Here’s the truth. Before I went along to meet Kermit, I was warned by my wife and several friends that I might be making a mistake. Did I really want to peek behind the curtain? Did I really want to see how sausage is made? The truth is, this meeting with a Muppet didn’t shatter his magic at all. If anything, it just magnified the enchantment massively.

I have talked and talked and talked about my encounters with Kermit over and over again. If you’d like to hear me wibble on about him on Radio 4, that’s still online, and there’s also an edition of the True Stories podcast in which I stand on stage and tell a live audience a couple of my Kermit stories. The upshot is, I suppose, that while I’ve seen Kermit’s rods – and Piggy’s rods, and Constantine’s rods, and Walter’s rods – they didn’t seem out of place, distracting or in any way distancing.

No more, really, than how the nose on your face will stop me seeing you, or reading your expression.

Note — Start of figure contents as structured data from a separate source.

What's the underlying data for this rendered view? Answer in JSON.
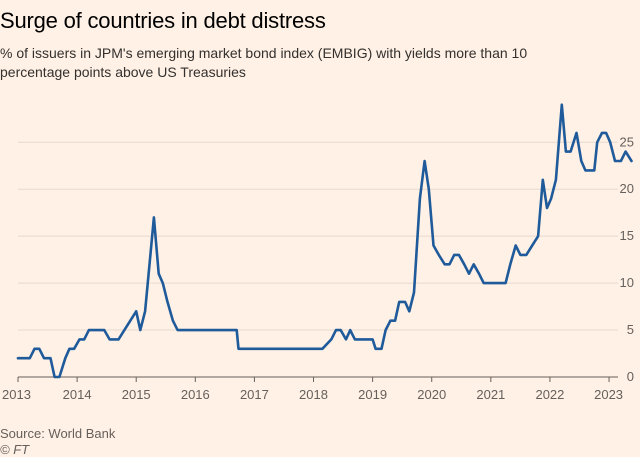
{
  "header": {
    "title": "Surge of countries in debt distress",
    "subtitle": "% of issuers in JPM's emerging market bond index (EMBIG) with yields more than 10 percentage points above US Treasuries"
  },
  "footer": {
    "source": "Source: World Bank",
    "credit": "© FT"
  },
  "colors": {
    "line": "#1f5a9b",
    "grid": "#e6d9ce",
    "background": "#fff1e5"
  },
  "chart_data": {
    "type": "line",
    "title": "Surge of countries in debt distress",
    "xlabel": "",
    "ylabel": "",
    "xlim": [
      2013.0,
      2023.05
    ],
    "ylim": [
      0,
      25
    ],
    "yticks": [
      0,
      5,
      10,
      15,
      20,
      25
    ],
    "xticks": [
      2013,
      2014,
      2015,
      2016,
      2017,
      2018,
      2019,
      2020,
      2021,
      2022,
      2023
    ],
    "ytick_labels": [
      "0",
      "5",
      "10",
      "15",
      "20",
      "25"
    ],
    "xtick_labels": [
      "2013",
      "2014",
      "2015",
      "2016",
      "2017",
      "2018",
      "2019",
      "2020",
      "2021",
      "2022",
      "2023"
    ],
    "grid": true,
    "series": [
      {
        "name": "% of issuers with yields >10pp above US Treasuries",
        "points": [
          [
            2013.0,
            2
          ],
          [
            2013.2,
            2
          ],
          [
            2013.28,
            3
          ],
          [
            2013.36,
            3
          ],
          [
            2013.44,
            2
          ],
          [
            2013.55,
            2
          ],
          [
            2013.62,
            0
          ],
          [
            2013.7,
            0
          ],
          [
            2013.8,
            2
          ],
          [
            2013.87,
            3
          ],
          [
            2013.95,
            3
          ],
          [
            2014.04,
            4
          ],
          [
            2014.12,
            4
          ],
          [
            2014.2,
            5
          ],
          [
            2014.3,
            5
          ],
          [
            2014.46,
            5
          ],
          [
            2014.55,
            4
          ],
          [
            2014.7,
            4
          ],
          [
            2014.8,
            5
          ],
          [
            2014.9,
            6
          ],
          [
            2015.0,
            7
          ],
          [
            2015.07,
            5
          ],
          [
            2015.15,
            7
          ],
          [
            2015.24,
            13
          ],
          [
            2015.3,
            17
          ],
          [
            2015.38,
            11
          ],
          [
            2015.45,
            10
          ],
          [
            2015.53,
            8
          ],
          [
            2015.62,
            6
          ],
          [
            2015.7,
            5
          ],
          [
            2016.0,
            5
          ],
          [
            2016.5,
            5
          ],
          [
            2016.7,
            5
          ],
          [
            2016.73,
            3
          ],
          [
            2017.0,
            3
          ],
          [
            2017.5,
            3
          ],
          [
            2018.0,
            3
          ],
          [
            2018.15,
            3
          ],
          [
            2018.3,
            4
          ],
          [
            2018.38,
            5
          ],
          [
            2018.46,
            5
          ],
          [
            2018.55,
            4
          ],
          [
            2018.62,
            5
          ],
          [
            2018.7,
            4
          ],
          [
            2018.85,
            4
          ],
          [
            2019.0,
            4
          ],
          [
            2019.05,
            3
          ],
          [
            2019.15,
            3
          ],
          [
            2019.22,
            5
          ],
          [
            2019.3,
            6
          ],
          [
            2019.38,
            6
          ],
          [
            2019.45,
            8
          ],
          [
            2019.55,
            8
          ],
          [
            2019.62,
            7
          ],
          [
            2019.7,
            9
          ],
          [
            2019.8,
            19
          ],
          [
            2019.88,
            23
          ],
          [
            2019.95,
            20
          ],
          [
            2020.03,
            14
          ],
          [
            2020.12,
            13
          ],
          [
            2020.22,
            12
          ],
          [
            2020.3,
            12
          ],
          [
            2020.38,
            13
          ],
          [
            2020.46,
            13
          ],
          [
            2020.55,
            12
          ],
          [
            2020.63,
            11
          ],
          [
            2020.71,
            12
          ],
          [
            2020.8,
            11
          ],
          [
            2020.88,
            10
          ],
          [
            2021.0,
            10
          ],
          [
            2021.2,
            10
          ],
          [
            2021.25,
            10
          ],
          [
            2021.33,
            12
          ],
          [
            2021.42,
            14
          ],
          [
            2021.5,
            13
          ],
          [
            2021.6,
            13
          ],
          [
            2021.7,
            14
          ],
          [
            2021.8,
            15
          ],
          [
            2021.88,
            21
          ],
          [
            2021.95,
            18
          ],
          [
            2022.02,
            19
          ],
          [
            2022.1,
            21
          ],
          [
            2022.2,
            29
          ],
          [
            2022.27,
            24
          ],
          [
            2022.35,
            24
          ],
          [
            2022.45,
            26
          ],
          [
            2022.53,
            23
          ],
          [
            2022.6,
            22
          ],
          [
            2022.75,
            22
          ],
          [
            2022.8,
            25
          ],
          [
            2022.88,
            26
          ],
          [
            2022.95,
            26
          ],
          [
            2023.02,
            25
          ],
          [
            2023.1,
            23
          ],
          [
            2023.2,
            23
          ],
          [
            2023.28,
            24
          ],
          [
            2023.38,
            23
          ]
        ]
      }
    ]
  }
}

The Muppet Christmas Carol

Does this mean I think rods should be left clearly visible in all future Muppet productions? No, not necessarily. It was Bobin’s choice to erase them during the original making of his  film, and he clearly had the cast on side – the Muppets came back and made another movie with him just a year or so later. But there’s a difference between making certain choices during post production and making them again post-release.

Disney+ has doctored a film that worked just perfectly for many years – I defy anybody to find a review of the film from the time of its original release that calls for rod removal FX. And just like, say, the digital graffiti painted on the original Star Wars trilogy, these edits remind us that big corporations can very easily make the films we know and love, at least in the precise way that we originally knew and loved them, go away.

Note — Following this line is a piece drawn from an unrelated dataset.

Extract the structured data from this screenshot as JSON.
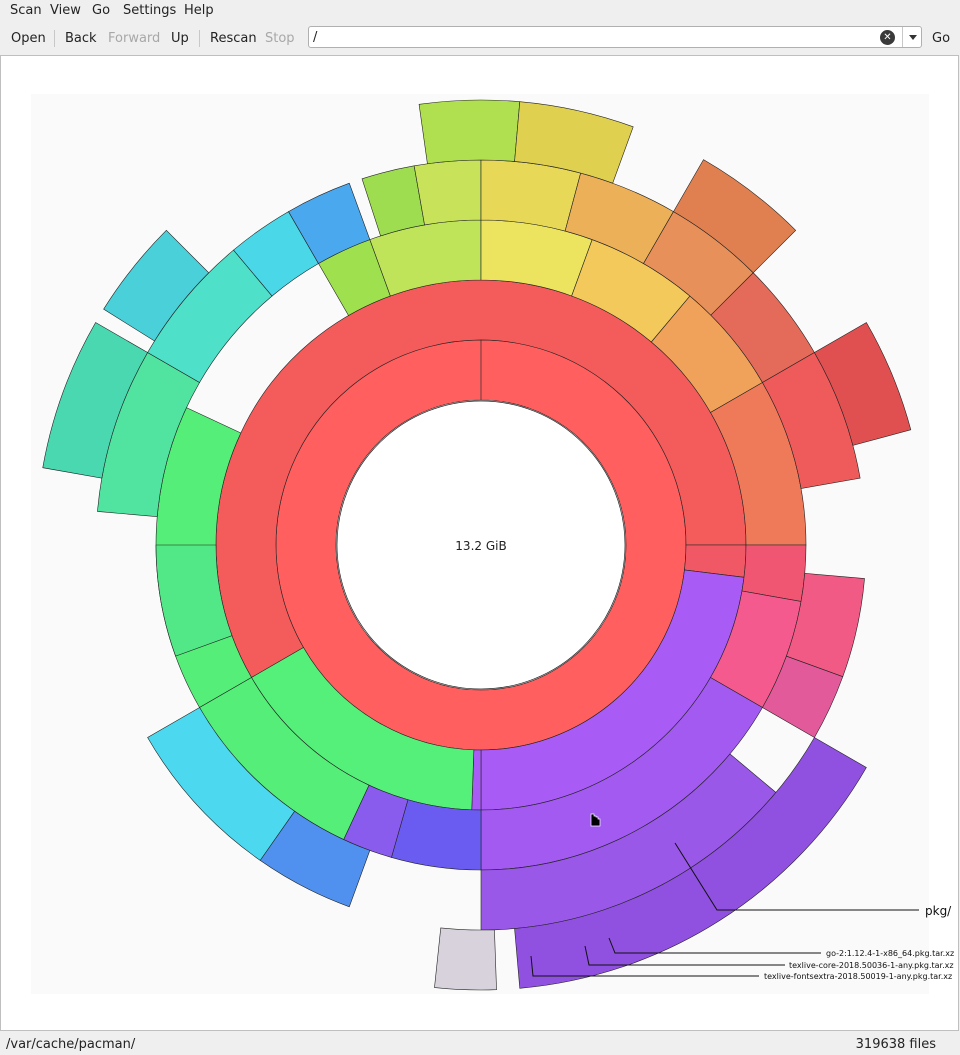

In the words of Dave Goelz, close personal friend to Gonzo the Great:

The rod removal costs a lot of money. I have to confess, I never even notice whether they’re there or not.

There is hope of a full re-rodding for at least one of the movies, albeit only a tiny, faint glimmer. Next year is the 30th anniversary of The Muppet Christmas Carol, which seems like a very opportune marketing window for the newly-restored version of the film to roll out. Brian Henson saw the full cut of the film over a year ago now, complete with the long-dumped When Love is Gone number, so we know it’s more than ready for release.

But will it be a rod-filled or rod-free version of the film?

Perhaps sadly, I’m thinking Disney is going to stick to their rod-erasing ways. But maybe not. Maybe it’s going to play the ‘How it was originally intended’ angle to the max. Perhaps we’re about to see rods restored, and Bob Cratchit’s gloriously sticky anatomy will be returned to its lovely, roddy glory.

What would Jim Henson have made of digital rod removal? I can imagine he’d have been all for it, in fact, but I don’t know – and I don’t know if anybody does. In any case, even if these rod-lite re-edits would be Jim-approved reversions, I really do still feel weird about old films vanishing from circulation.

Can we not have both rod-positive and rod-negative versions of The Muppet Christmas Carol on Disney+, please? I’m sure they’ve got the server space for it.